Sales in Brazil rose 1.7 percent in the third quarter “helped by a recovery in the industry,” the maker of Stella Artois said, and it had a 69.7 percent market share in the country at the end of September. AB InBev introduced its Budweiser brand into the country, the world’s third-largest beer market, in September, and said sales have so far “exceeded expectations.”
The company expects the volume of beer sold to “gain momentum in the fourth quarter” as organic sales in Brazil return to growth. AB InBev expects an increase in the minimum wage and government spending ahead of hosting the 2014 soccer World Cup to help drive sales in the country, it said.
The brewer of Beck’s, which got more than three-quarters of revenue from the Americas last year, has raised prices in the U.S. and shifted toward more expensive products as sales slow. Market share fell 25 basis points in the quarter as the company lost sales in so-called sub-premium brands. The U.S. is the world’s second-biggest beer market after China. The volume of the brewer’s beer sold in North America slid 3.2 percent in the quarter.
AB InBev rose 1.6 percent to 41.55 euros in Brussels. The stock has fallen 2.9 percent this year, compared with a 2 percent decline for nearest rival SABMiller Plc.
Lower Tax Rate
So-called normalized earnings before interest, taxes, depreciation and amortization rose to $3.97 billion from $3.53 billion a year earlier, AB InBev said. That represents organic growth, excluding acquisitions and currency shifts, of 5.5 percent, compared with the average estimate of 7 percent.

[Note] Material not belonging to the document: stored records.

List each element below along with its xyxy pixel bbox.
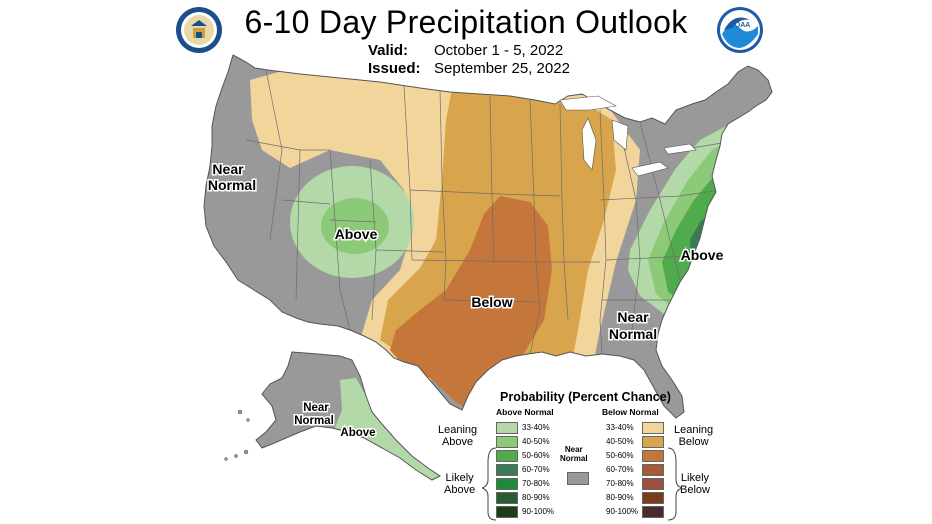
above-bin-label-2: 40-50% xyxy=(522,437,550,446)
above-bin-label-6: 80-90% xyxy=(522,493,550,502)
leaning-below-label-1: Leaning xyxy=(674,424,714,436)
valid-value: October 1 - 5, 2022 xyxy=(434,42,564,59)
below-swatch-1 xyxy=(642,422,664,434)
west-above-label: Above xyxy=(335,226,378,242)
leaning-above-label-1: Leaning xyxy=(438,424,478,436)
west-near-normal-label-2: Normal xyxy=(208,177,256,193)
below-bin-label-7: 90-100% xyxy=(606,507,639,516)
legend: Probability (Percent Chance) Above Norma… xyxy=(430,388,713,524)
doc-seal-icon xyxy=(176,7,222,53)
above-swatch-7 xyxy=(496,506,518,518)
likely-below-label-2: Below xyxy=(680,484,710,496)
leaning-above-label: Leaning Above xyxy=(438,424,477,448)
above-swatch-1 xyxy=(496,422,518,434)
likely-above-label-1: Likely xyxy=(445,472,474,484)
likely-above-brace xyxy=(482,447,497,521)
issued-value: September 25, 2022 xyxy=(434,60,570,77)
above-swatch-4 xyxy=(496,464,518,476)
alaska-near-normal-label-2: Normal xyxy=(294,415,334,427)
below-bin-label-1: 33-40% xyxy=(606,423,634,432)
likely-below-brace xyxy=(667,447,682,521)
alaska-near-normal-label-1: Near xyxy=(303,402,329,414)
valid-date-line: Valid: October 1 - 5, 2022 xyxy=(368,42,563,59)
alaska-above-label: Above xyxy=(340,427,375,439)
great-lakes xyxy=(559,95,697,177)
below-bin-label-2: 40-50% xyxy=(606,437,634,446)
se-near-normal-label-1: Near xyxy=(617,309,649,325)
near-normal-label-2: Normal xyxy=(560,454,588,463)
below-swatch-6 xyxy=(642,492,664,504)
likely-below-label-1: Likely xyxy=(680,472,710,484)
noaa-logo-icon: NOAA xyxy=(717,7,763,53)
leaning-above-label-2: Above xyxy=(441,436,474,448)
below-swatch-2 xyxy=(642,436,664,448)
svg-text:NOAA: NOAA xyxy=(730,22,751,29)
below-swatch-4 xyxy=(642,464,664,476)
central-below-label: Below xyxy=(471,294,512,310)
below-swatch-7 xyxy=(642,506,664,518)
leaning-below-label-2: Below xyxy=(678,436,709,448)
above-swatch-2 xyxy=(496,436,518,448)
below-bin-label-3: 50-60% xyxy=(606,451,634,460)
above-bin-label-3: 50-60% xyxy=(522,451,550,460)
legend-below-header: Below Normal xyxy=(602,407,659,417)
conus-outline xyxy=(203,54,773,419)
west-above-40-50-area xyxy=(321,198,389,254)
east-above-label: Above xyxy=(681,247,724,263)
below-swatch-3 xyxy=(642,450,664,462)
state-boundaries xyxy=(245,69,741,355)
conus-forecast xyxy=(204,55,772,418)
above-swatch-3 xyxy=(496,450,518,462)
below-bin-label-4: 60-70% xyxy=(606,465,634,474)
above-swatch-6 xyxy=(496,492,518,504)
legend-title: Probability (Percent Chance) xyxy=(500,390,671,404)
below-bin-label-6: 80-90% xyxy=(606,493,634,502)
issued-date-line: Issued: September 25, 2022 xyxy=(368,60,570,77)
above-swatch-5 xyxy=(496,478,518,490)
above-bin-label-4: 60-70% xyxy=(522,465,550,474)
likely-below-label: Likely Below xyxy=(680,472,710,496)
legend-near-normal-label: Near Normal xyxy=(560,445,588,463)
se-near-normal-label-2: Normal xyxy=(609,326,657,342)
aleutian-islands xyxy=(224,409,250,461)
below-bin-label-5: 70-80% xyxy=(606,479,634,488)
alaska-outline xyxy=(255,351,441,481)
above-bin-label-7: 90-100% xyxy=(522,507,555,516)
west-near-normal-label-1: Near xyxy=(212,161,244,177)
above-bin-label-5: 70-80% xyxy=(522,479,550,488)
likely-above-label: Likely Above xyxy=(444,472,475,496)
map-title: 6-10 Day Precipitation Outlook xyxy=(244,4,688,40)
near-normal-swatch xyxy=(567,472,589,485)
near-normal-label-1: Near xyxy=(564,445,583,454)
issued-label: Issued: xyxy=(368,60,421,77)
likely-above-label-2: Above xyxy=(444,484,476,496)
below-swatch-5 xyxy=(642,478,664,490)
valid-label: Valid: xyxy=(368,42,409,59)
above-bin-label-1: 33-40% xyxy=(522,423,550,432)
below-50-60-area xyxy=(390,196,552,410)
legend-above-header: Above Normal xyxy=(496,407,554,417)
leaning-below-label: Leaning Below xyxy=(674,424,713,448)
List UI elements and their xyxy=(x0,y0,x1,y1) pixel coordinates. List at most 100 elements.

AB InBev cut its guidance for annual normalized effective tax rate to 20 percent to 22 percent this year. It sees the rate ranging from 25 percent to 27 percent “in the long run.”
The brewer said Budweiser will be the official beer of the World Cup through 2022 at competitions in Brazil, Russia and Qatar. The company is striving to improve sales of the brand in the U.S. and boost consumption globally. The volume of Budweiser sold rose 6.9 percent in the third quarter, aided by growth in China, the U.K. and Russia.
Cost savings related to the 2008 acquisition of St. Louis- based Anheuser-Busch Cos. were $50 million in the quarter. The company aims to deliver at least $270 million of so-called synergies this year. AB InBev, which was created by the $52 billion takeover of Anheuser Busch by InBev NV in 2008, is “fully committed” to cutting its net debt to Ebitda ratio to 2 times during 2012. The company has $46 billion of debt, according to Bloomberg data.
SABMiller shares soared in October after Brazilian news website IG reported that it was in talks to be bought by AB InBev. Chief Financial Officer Felipe Dutra declined to comment on the report when asked today on a conference call.
Kirin Holdings Co. agreed to buy out shareholders in Schincariol Participacoes e Representacoes this month, completing its biggest acquisition as it seeks growth in emerging markets. The Brazilian beermaker vies with AB InBev in the country.
“Brazil has always been a very competitive markets, it’s one of the most competitive markets we have,” Dutra said. “A global player coming to the market we see as positive, as we believe Schincariol will be more focused than it was.”